Come ti trovi di fronte a questo Paese che non inizia? Va avanti, torna indietro, non decolla.

— Dà la sensazione che siamo impantanati con gli stessi problemi indipendentemente dal fatto che venga un governo o un altro. Questo ci fa perdere la strada, non ci permette di proiettare. Ci preoccupiamo più di combattere, di alimentare questa frattura, che di capirci nelle nostre differenze. Siamo figli di un matrimonio vissuto combattendo, le nostre vite vanno alla deriva e dobbiamo crescere alla deriva. Le giovani generazioni, i miei nipoti con opinioni diverse, hanno ideali, vogliono cambiare, si impegnano, vogliono un'Argentina diversa. Il fatto è che l'argentino non ha una via di mezzo, l'argentino che vale è grande, e quindi abbiamo grandi personalità nel mondo della scienza, dello sport, delle arti. Ora, il cattivo argentino è molto cattivo ed è capace di fare molti danni. Penso che qui ci siano persone professionali nel fare del male, ci sia molta ambizione, molto egoismo e mancanza di senso di comunità. Molte persone vogliono fare le cose per bene, sono onesti, ma sembra che le persone che hanno più talento da ferire siano quelle che hanno il potere, quelle che interferiscono e finiscono per rovinarti la vita. La gente pensa che noi artisti siamo marziani. Non siamo marziani, quando faccio un concerto influenza l'inflazione. La gente pensa che scenda da un elicottero, venga a cantare e me ne vada. No, qui c'è lavoro, prove, preparazione, produzione, spese, diaria, tutto.

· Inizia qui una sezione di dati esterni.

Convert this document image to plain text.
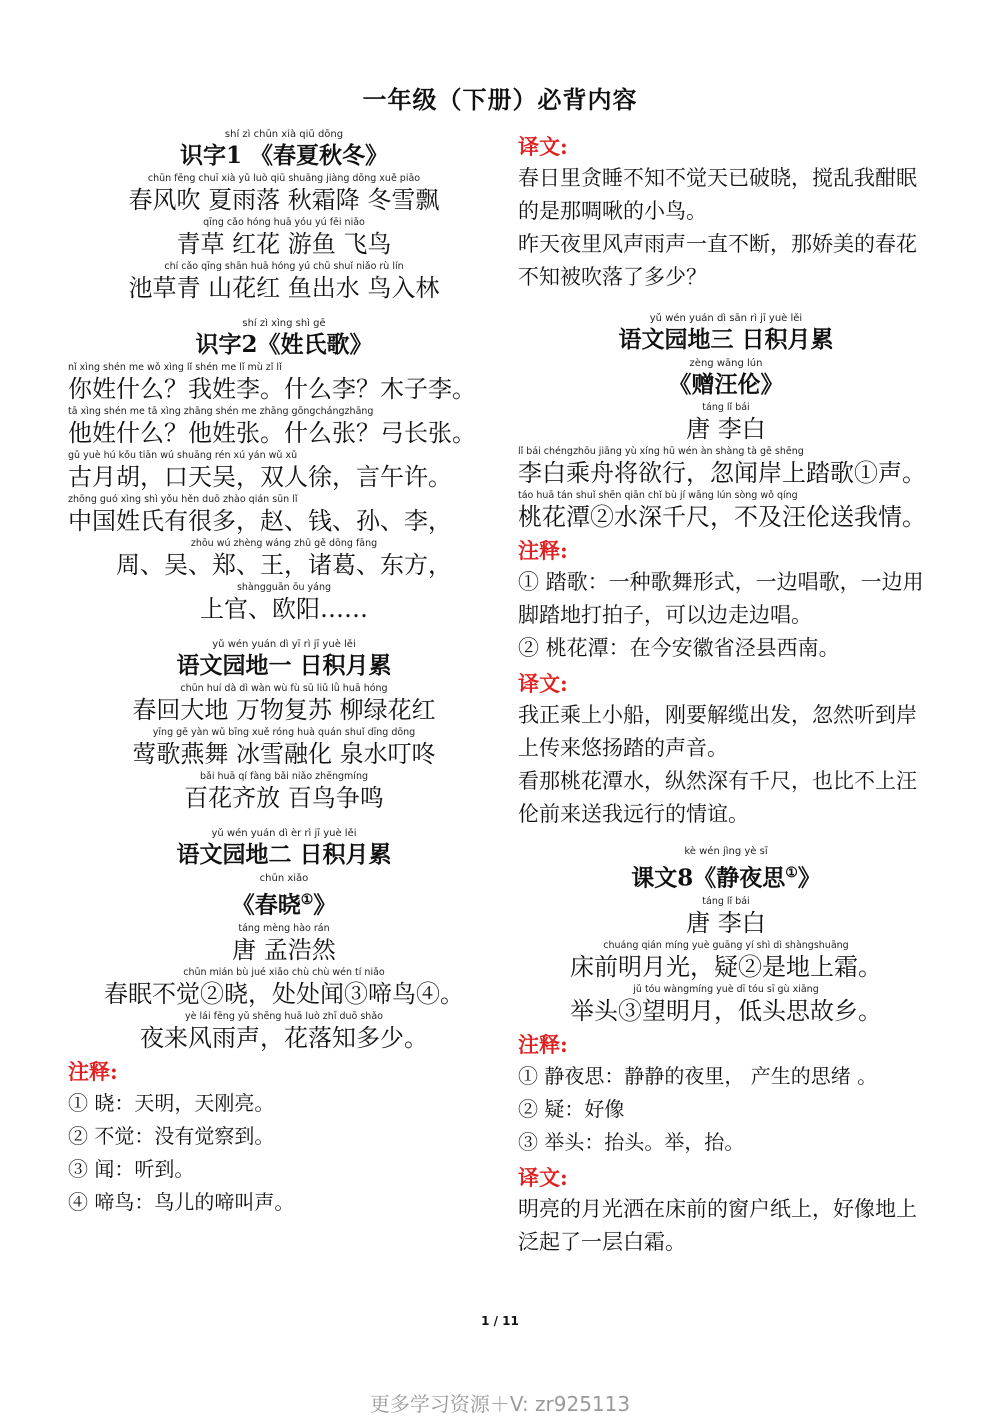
一年级（下册）必背内容
shí zì chūn xià qiū dōng
识字1 《春夏秋冬》
chūn fēng chuī xià yǔ luò qiū shuāng jiàng dōng xuě piāo
春风吹 夏雨落 秋霜降 冬雪飘
qīng cǎo hóng huā yóu yú fēi niǎo
青草 红花 游鱼 飞鸟
chí cǎo qīng shān huā hóng yú chū shuǐ niǎo rù lín
池草青 山花红 鱼出水 鸟入林
shí zì xìng shì gē
识字2《姓氏歌》
nǐ xìng shén me wǒ xìng lǐ shén me lǐ mù zǐ lǐ
你姓什么？我姓李。什么李？木子李。
tā xìng shén me tā xìng zhāng shén me zhāng gōngchángzhāng
他姓什么？他姓张。什么张？弓长张。
gǔ yuè hú kǒu tiān wú shuāng rén xú yán wǔ xǔ
古月胡，口天吴，双人徐，言午许。
zhōng guó xìng shì yǒu hěn duō zhào qián sūn lǐ
中国姓氏有很多，赵、钱、孙、李，
zhōu wú zhèng wáng zhū gě dōng fāng
周、吴、郑、王，诸葛、东方，
shàngguān ōu yáng
上官、欧阳……
yǔ wén yuán dì yī rì jī yuè lěi
语文园地一 日积月累
chūn huí dà dì wàn wù fù sū liǔ lǜ huā hóng
春回大地 万物复苏 柳绿花红
yīng gē yàn wǔ bīng xuě róng huà quán shuǐ dīng dōng
莺歌燕舞 冰雪融化 泉水叮咚
bǎi huā qí fàng bǎi niǎo zhēngmíng
百花齐放 百鸟争鸣
yǔ wén yuán dì èr rì jī yuè lěi
语文园地二 日积月累
chūn xiǎo
《春晓①》
táng mèng hào rán
唐 孟浩然
chūn mián bù jué xiǎo chù chù wén tí niǎo
春眠不觉②晓，处处闻③啼鸟④。
yè lái fēng yǔ shēng huā luò zhī duō shǎo
夜来风雨声，花落知多少。
注释:
① 晓：天明，天刚亮。
② 不觉：没有觉察到。
③ 闻：听到。
④ 啼鸟：鸟儿的啼叫声。
译文:
春日里贪睡不知不觉天已破晓，搅乱我酣眠的是那啁啾的小鸟。
昨天夜里风声雨声一直不断，那娇美的春花不知被吹落了多少？
yǔ wén yuán dì sān rì jī yuè lěi
语文园地三 日积月累
zèng wāng lún
《赠汪伦》
táng lǐ bái
唐 李白
lǐ bái chéngzhōu jiāng yù xíng hū wén àn shàng tà gē shēng
李白乘舟将欲行，忽闻岸上踏歌①声。
táo huā tán shuǐ shēn qiān chǐ bù jí wāng lún sòng wǒ qíng
桃花潭②水深千尺，不及汪伦送我情。
注释:
① 踏歌：一种歌舞形式，一边唱歌，一边用脚踏地打拍子，可以边走边唱。
② 桃花潭：在今安徽省泾县西南。
译文:
我正乘上小船，刚要解缆出发，忽然听到岸上传来悠扬踏的声音。
看那桃花潭水，纵然深有千尺，也比不上汪伦前来送我远行的情谊。
kè wén jìng yè sī
课文8《静夜思①》
táng lǐ bái
唐 李白
chuáng qián míng yuè guāng yí shì dì shàngshuāng
床前明月光，疑②是地上霜。
jǔ tóu wàngmíng yuè dī tóu sī gù xiāng
举头③望明月，低头思故乡。
注释:
① 静夜思：静静的夜里， 产生的思绪 。
② 疑：好像
③ 举头：抬头。举，抬。
译文:
明亮的月光洒在床前的窗户纸上，好像地上泛起了一层白霜。
1 / 11
更多学习资源＋V: zr925113
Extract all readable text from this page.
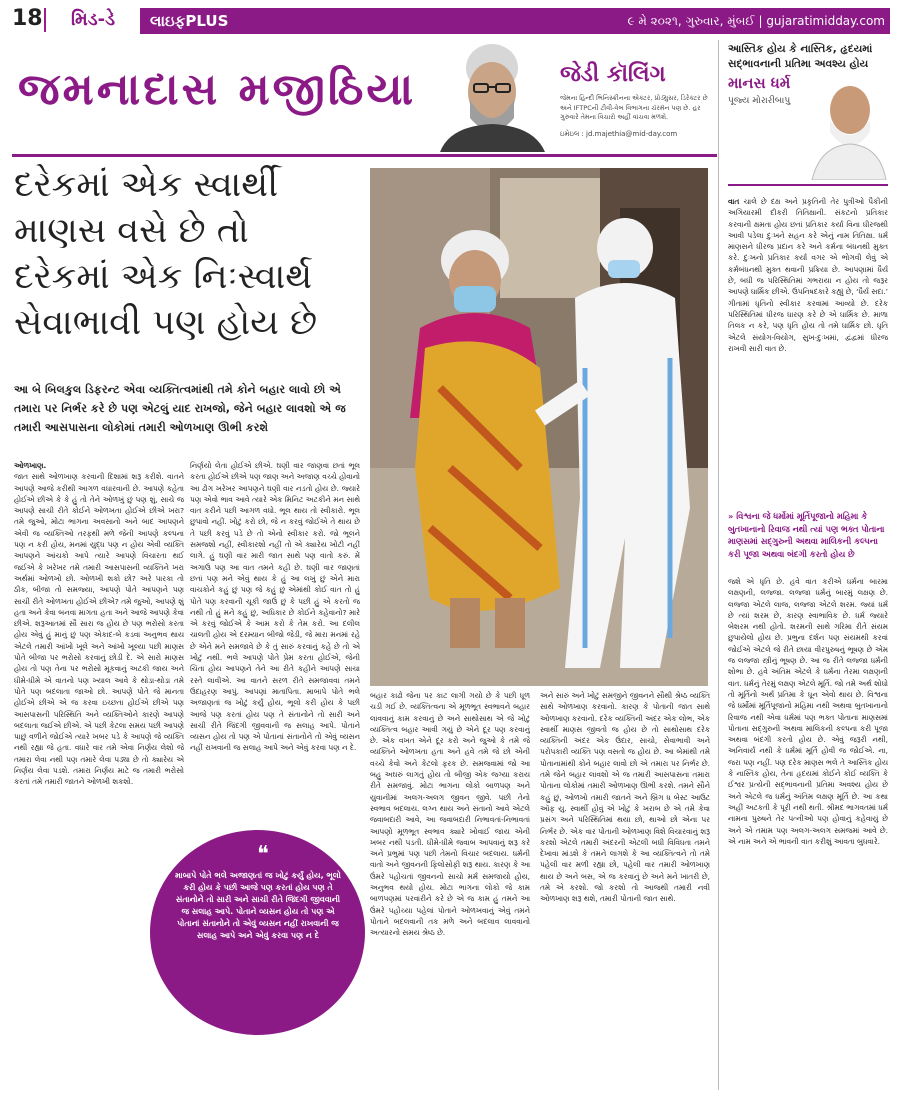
18	મિડ-ડે	લાઇફPLUS	૯ મે ૨૦૨૧, ગુરુવાર, મુંબઈ | gujaratimidday.com
જમનાદાસ મજીઠિયા	જેડી કૉલિંગ
જેમના હિન્દી ભિનિસ્ક્રીનના એક્ટર, પ્રોડ્યુસર, ડિરેક્ટર છે અને IFTPCની ટીવી-વેબ વિભાગના ચૅરમૅન પણ છે. હર ગુરુવારે તેમના વિચારો અહીં વાંચવા મળશે.
ઇમેઇલ : jd.majethia@mid-day.com
દરેકમાં એક સ્વાર્થી
માણસ વસે છે તો
દરેકમાં એક નિઃસ્વાર્થ
સેવાભાવી પણ હોય છે
આ બે બિલકુલ ડિફરન્ટ એવા વ્યક્તિત્વમાંથી તમે કોને બહાર લાવો છો એ તમારા પર નિર્ભર કરે છે પણ એટલું યાદ રાખજો, જેને બહાર લાવશો એ જ તમારી આસપાસના લોકોમાં તમારી ઓળખાણ ઊભી કરશે
ઓળખાણ.
જાત સાથે ઓળખાણ કરવાની દિશામાં શરૂ કરીશે. વાતને આપણે આજે કરીથી આગળ વધારવાની છે. આપણે કહેતા હોઈએ છીએ કે કે હું તો તેને ઓળખું છું પણ શું, સાચે જ આપણે સાચી રીતે કોઈને ઓળખતા હોઈએ છીએ ખરા? તમે જુઓ, મોટા ભાગના અવસાનો અને બાદ આપણને એવી જ વ્યક્તિઓ તરફથી મળે જેની આપણે કલ્પના પણ ન કરી હોય, મનમાં યુદ્ધ પણ ન હોય એવી વ્યક્તિ આપણને આંચકો આપે ત્યારે આપણે વિચારતા થઈ જઈએ કે ખરેખર તમે તમારી આસપાસની વ્યક્તિને ખરા અર્થમાં ઓળખો છો. ઓળખી શકો છો? અરે પારકા તો ઠીક, બીજા તો સમજ્યા, આપણે પોતે આપણને પણ સાચી રીતે ઓળખતા હોઈએ છીએ? તમે જુઓ, આપણે શું હતા અને કેવા બનવા માગતા હતા અને આજે આપણે કેવા છીએ. શરૂઆતમાં સૌ સારા જ હોય છે પણ ભરોસો કરતા હોય એવું હું માનું છું પણ એકાદ-બે કડવા અનુભવ થાય એટલે તમારી આંખો ખૂલે અને આંખો ખૂલ્યા પછી માણસ પોતે બીજા પર ભરોસો કરવાનું છોડી દે. એ સારો માણસ હોય તો પણ તેના પર ભરોસો મૂકવાનું અટકી જાય અને ધીમે-ધીમે એ વાતનો પણ ખ્યાલ આવે કે થોડા-થોડા તમે પોતે પણ બદલાતા જાઓ છો. આપણે પોતે જે માનતા હોઈએ છીએ એ જ કરવા ઇચ્છતા હોઈએ છીએ પણ આસપાસની પરિસ્થિતિ અને વ્યક્તિઓને કારણે આપણે બદલાતા જઈએ છીએ. એ પછી કેટલા સમય પછી આપણે પાછું વળીને જોઈએ ત્યારે ખબર પડે કે આપણે જે વ્યક્તિ નથી રહ્યા જે હતા. વધારે વાર તમે એવા નિર્ણય લેશો જે તમારા લેવા નથી પણ તમારે લેવા પડ્યા છે તો ક્યારેય એ નિર્ણય લેવા પડશે. તમારા નિર્ણય માટે જ તમારી ભરોસો કરતાં તમે તમારી જાતને ઓળખી શકશો.
નિર્ણયો લેતા હોઈએ છીએ. ઘણી વાર જાણવા છતાં ભૂલ કરતા હોઈએ છીએ પણ જાણ અને અજાણ વચ્ચે હોવાનો આ ઢોંગ ખરેખર આપણને ઘણી વાર નડતો હોય છે. જ્યારે પણ એવો ભાવ આવે ત્યારે એક મિનિટ અટકીને મન સાથે વાત કરીને પછી આગળ વધો. ભૂલ થાય તો સ્વીકારો. ભૂલ છુપાવો નહીં. ખોટું કરો છો, જે ન કરવું જોઈએ તે થાય છે તે પછી કરવું પડે છે તો એનો સ્વીકાર કરો. જો ભૂલને સમજશો નહીં, સ્વીકારશો નહીં તો એ ક્યારેય ખોટી નહીં લાગે. હું ઘણી વાર મારી જાત સાથે પણ વાતો કરું. મેં અગાઉ પણ આ વાત તમને કહી છે. ઘણી વાર જાણતાં છતાં પણ મને એવું થાય કે હું આ લખું છું એને મારા વાચકોને કહું છું પણ જે કહું છું એમાંથી કોઈ વાત તો હું પોતે પણ કરવાની ચૂકી જાઉં છું કે પછી હું એ કરતો જ નથી તો હું મને કહું છું, અધિકાર છે કોઈને કહેવાનો? મારે એ કરવું જોઈએ કે આમ કરો કે તેમ કરો. આ દલીલ ચાલતી હોય એ દરમ્યાન બીજો જેડી, જે મારા મનમાં રહે છે એને મને સમજાવે છે કે તું સારું કરવાનું કહે છે તો એ ખોટું નથી. ભલે આપણે પોતે પ્રેમ કરતા હોઈએ, જેની ચિંતા હોય આપણને તેને આ રીતે કહીને આપણે સાચા રસ્તે લાવીએ. આ વાતને સરળ રીતે સમજાવવા તમને ઉદાહરણ આપું. આપણાં માતાપિતા. માબાપે પોતે ભલે અજાણતાં જ ખોટું કર્યું હોય, ભૂલો કરી હોય કે પછી આજે પણ કરતાં હોય પણ તે સંતાનોને તો સારી અને સાચી રીતે જિંદગી જીવવાની જ સલાહ આપે. પોતાને વ્યસન હોય તો પણ એ પોતાનાં સંતાનોને તો એવું વ્યસન નહીં રાખવાની જ સલાહ આપે અને એવું કરવા પણ ન દે.
બહાર કાઢો જેના પર કાટ લાગી ગયો છે કે પછી ધૂળ ચડી ગઈ છે. વ્યક્તિત્વના એ મૂળભૂત સ્વભાવને બહાર લાવવાનું કામ કરવાનું છે અને સાથોસાથ એ જે ખોટું વ્યક્તિત્વ બહાર આવી ગયું છે એને દૂર પણ કરવાનું છે. એક વખત એને દૂર કરો અને જુઓ કે તમે જે વ્યક્તિને ઓળખતા હતા અને હવે તમે જે છો એની વચ્ચે કેવો અને કેટલો ફરક છે. સમજવામાં જો આ બહુ અઘરું લાગતું હોય તો બીજી એક જગ્યા કરાય રીતે સમજાવું. મોટા ભાગના લોકો બાળપણ અને યુવાનીમાં અલગ-અલગ જીવન જીવે. પછી તેનો સ્વભાવ બદલાય. લગ્ન થાય અને સંતાનો આવે એટલે જવાબદારી આવે, આ જવાબદારી નિભાવતાં-નિભાવતાં આપણો મૂળભૂત સ્વભાવ ક્યારે ખોવાઈ જાય એની ખબર નથી પડતી. ધીમે-ધીમે જવાબ આપવાનું શરૂ કરે અને પ્રભુમાં પણ પછી તેમનો વિચાર બદલાય. ધર્મની વાતો અને જીવનની ફિલોસોફી શરૂ થાય. કારણ કે આ ઉંમરે પહોંચતાં જીવનનો સાચો મર્મ સમજાયો હોય, અનુભવ થયો હોય. મોટા ભાગના લોકો જે કામ બાળપણમાં પરવારીને કરે છે એ જ કામ હું તમને આ ઉંમરે પહોંચ્યા પહેલાં પોતાને ઓળખવાનું એવું તમને પોતાને બદલવાની તક મળે અને બદલાવ લાવવાનો અત્યારનો સમય શ્રેષ્ઠ છે.
અને સારું અને ખોટું સમજીને જીવનને સૌથી શ્રેષ્ઠ વ્યક્તિ સાથે ઓળખાણ કરવાનો. કારણ કે પોતાની જાત સાથે ઓળખાણ કરવાનો. દરેક વ્યક્તિની અંદર એક લોભ, એક સ્વાર્થી માણસ જીવતો જ હોય છે તો સાથોસાથ દરેક વ્યક્તિની અંદર એક ઉદાર, સાચો, સેવાભાવી અને પરોપકારી વ્યક્તિ પણ વસતો જ હોય છે. આ બેમાંથી તમે પોતાનામાંથી કોને બહાર લાવો છો એ તમારા પર નિર્ભર છે. તમે જેને બહાર લાવશો એ જ તમારી આસપાસના તમારા પોતાના લોકોમાં તમારી ઓળખાણ ઊભી કરશે. તમને સૌને કહું છું, ઓળખો તમારી જાતને અને બ્રિંગ ધ બેસ્ટ આઉટ ઑફ યુ. સ્વાર્થી હોવું એ ખોટું કે ખરાબ છે એ તમે કેવા પ્રસંગ અને પરિસ્થિતિમાં થયા છો, થાઓ છો એના પર નિર્ભર છે. એક વાર પોતાની ઓળખાણ વિશે વિચારવાનું શરૂ કરશો એટલે તમારી અંદરની એટલી બધી વિવિધતા તમને દેખાવા માંડશે કે તમને લાગશે કે આ વ્યક્તિત્વને તો તમે પહેલી વાર મળી રહ્યા છો, પહેલી વાર તમારી ઓળખાણ થાય છે અને બસ, એ જ કરવાનું છે અને મને ખાતરી છે, તમે એ કરશો. જો કરશો તો આજથી તમારી નવી ઓળખાણ શરૂ થશે, તમારી પોતાની જાત સાથે.
❝
માબાપે પોતે ભલે અજાણતાં જ ખોટું કર્યું હોય, ભૂલો કરી હોય કે પછી આજે પણ કરતાં હોય પણ તે સંતાનોને તો સારી અને સાચી રીતે જિંદગી જીવવાની જ સલાહ આપે. પોતાને વ્યસન હોય તો પણ એ પોતાનાં સંતાનોને તો એવું વ્યસન નહીં રાખવાની જ સલાહ આપે અને એવું કરવા પણ ન દે
આસ્તિક હોય કે નાસ્તિક, હૃદયમાં સદ્ભાવનાની પ્રતિમા અવશ્ય હોય
માનસ ધર્મ
પૂજ્ય મોરારીબાપુ
વાત ચાલે છે દક્ષ અને પ્રકૃતિની તેર પુત્રીઓ પૈકીની અગિયારમી દીકરી તિતિક્ષાની. સંકટનો પ્રતિકાર કરવાની ક્ષમતા હોય છતાં પ્રતિકાર કર્યા વિના ધીરજથી આવી પડેલા દુઃખને સહન કરે એનું નામ તિતિક્ષા. ધર્મ માણસને ધીરજ પ્રદાન કરે અને કર્મના બંધનથી મુક્ત કરે. દુઃખનો પ્રતિકાર કર્યા વગર એ ભોગવી લેવું એ કર્મબંધનથી મુક્ત થવાની પ્રક્રિયા છે. આપણામાં ધૈર્ય છે, બધી જ પરિસ્થિતિમાં ગભરાયા ન હોય તો જરૂર આપણે ધાર્મિક છીએ. ઉપનિષદકારે કહ્યું છે, ‘ધૈર્ય સદા.’ ગીતામાં ધૃતિનો સ્વીકાર કરવામાં આવ્યો છે. દરેક પરિસ્થિતિમાં ધીરજ ધારણ કરે છે એ ધાર્મિક છે. માળા તિલક ન કરે, પણ ધૃતિ હોય તો તમે ધાર્મિક છો. ધૃતિ એટલે સંયોગ-વિયોગ, સુખ-દુઃખમાં, દ્વંદ્વમાં ધીરજ રાખવી સારી વાત છે.
» વિશ્વના જે ધર્મોમાં મૂર્તિપૂજાનો મહિમા કે બુતખાનાનો રિવાજ નથી ત્યાં પણ ભક્ત પોતાના માણસમાં સદ્ગુરુની અથવા માલિકની કલ્પના કરી પૂજા અથવા બંદગી કરતો હોય છે
જશે એ ધૃતિ છે. હવે વાત કરીએ ધર્મના બારમા લક્ષણની, લજ્જા. લજ્જા ધર્મનું બારમું લક્ષણ છે. લજ્જા એટલે લાજ, લજ્જા એટલે શરમ. જ્યાં ધર્મ છે ત્યાં શરમ છે, કારણ સ્વાભાવિક છે. ધર્મ જ્યારે બેશરમ નથી હોતો. શરમની સાથે ગરિમા રીતે સંયમ છુપાયેલો હોય છે. પ્રભુના દર્શન પણ સંયમથી કરવાં જોઈએ એટલે જે રીતે છાયા વીરપુરુષનું ભૂષણ છે એમ જ લજ્જા સ્ત્રીનું ભૂષણ છે. આ જ રીતે લજ્જા ધર્મની શોભા છે. હવે અંતિમ એટલે કે ધર્મના તેરમા લક્ષણની વાત. ધર્મનું તેરમું લક્ષણ એટલે મૂર્તિ. જો તમે અર્થ શોધો તો મૂર્તિનો અર્થ પ્રતિમા કે ધૂન એવો થાય છે. વિશ્વના જે ધર્મોમાં મૂર્તિપૂજાનો મહિમા નથી અથવા બુતખાનાનો રિવાજ નથી એવા ધર્મમાં પણ ભક્ત પોતાના માણસમાં પોતાના સદ્ગુરુની અથવા માલિકની કલ્પના કરી પૂજા અથવા બંદગી કરતો હોય છે. એવું જરૂરી નથી, અનિવાર્ય નથી કે ધર્મમાં મૂર્તિ હોવી જ જોઈએ. ના, જરા પણ નહીં. પણ દરેક માણસ ભલે તે આસ્તિક હોય કે નાસ્તિક હોય, તેના હૃદયમાં કોઈને કોઈ વ્યક્તિ કે ઈશ્વર પ્રત્યેની સદ્ભાવનાની પ્રતિમા અવશ્ય હોય છે અને એટલે જ ધર્મનું અંતિમ લક્ષણ મૂર્તિ છે. આ કથા અહીં અટકતી કે પૂરી નથી થતી. શ્રીમદ ભાગવતમાં ધર્મ નામના પુરુષને તેર પત્નીઓ પણ હોવાનું કહેવાયું છે અને એ તમામ પણ અલગ-અલગ સમજમાં આવે છે. એ નામ અને એ ભાવની વાત કરીશું આવતા બુધવારે.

— Molte persone vogliono vederti ai prossimi concerti e non saranno in grado di acquistare un biglietto.

— Faccio un sorteggio, offro possibilità, metto biglietti economici, biglietti costosi, cosa succederà quando arriverà il concerto, quanto costeranno i servizi, siamo tutti interessati dalla proiezione. Un ragazzino oggi non può stipulare un prestito, non può proiettare a 15 anni o 20 anni con un tasso di interesse ragionevole. Stai costruendo un piccolo castello e ne arriva uno e ti fa... (soffia). Quando hai diversi decenni dici «di nuovo? Ancora?» Si aggiunge all'inflazione, all'insicurezza, all'uscita e al farsi prendere a pugni.

— Canterai nella capitale, a Rosario, a Cordoba, nonostante tutto.

— C'è un sito che riproduce vecchi programmi televisivi. C'è un programma a cui ho lavorato, «Noi e gli altri», con Rodolfo Beban, Silvia Montanari, Florencia Peña, Gloria Carrá, molti di noi erano appena agli inizi in quel periodo. In una scena, Beban ha parlato dell'inflazione e del dollaro negli anni '90, gli stessi problemi. Qualcuno che inciampa in 40 anni con lo stesso problema deve andare dal medico.

- Sono molte persone, credo.

— Sono una successione di persone provenienti da diversi settori politici. È quello che vedo, è «di nuovo questo».

— A maggio canteremo e balleremo quando andremo a vedere i tuoi spettacoli?

- C'è tutto. Cerchi di dare alle persone emozioni diverse. Canta, balla, ridi, emozionati. Questa è un'etichetta che è apparsa naturalmente su di me, non che ci fosse un reparto marketing, ascolto musica diversa da quando ricordo.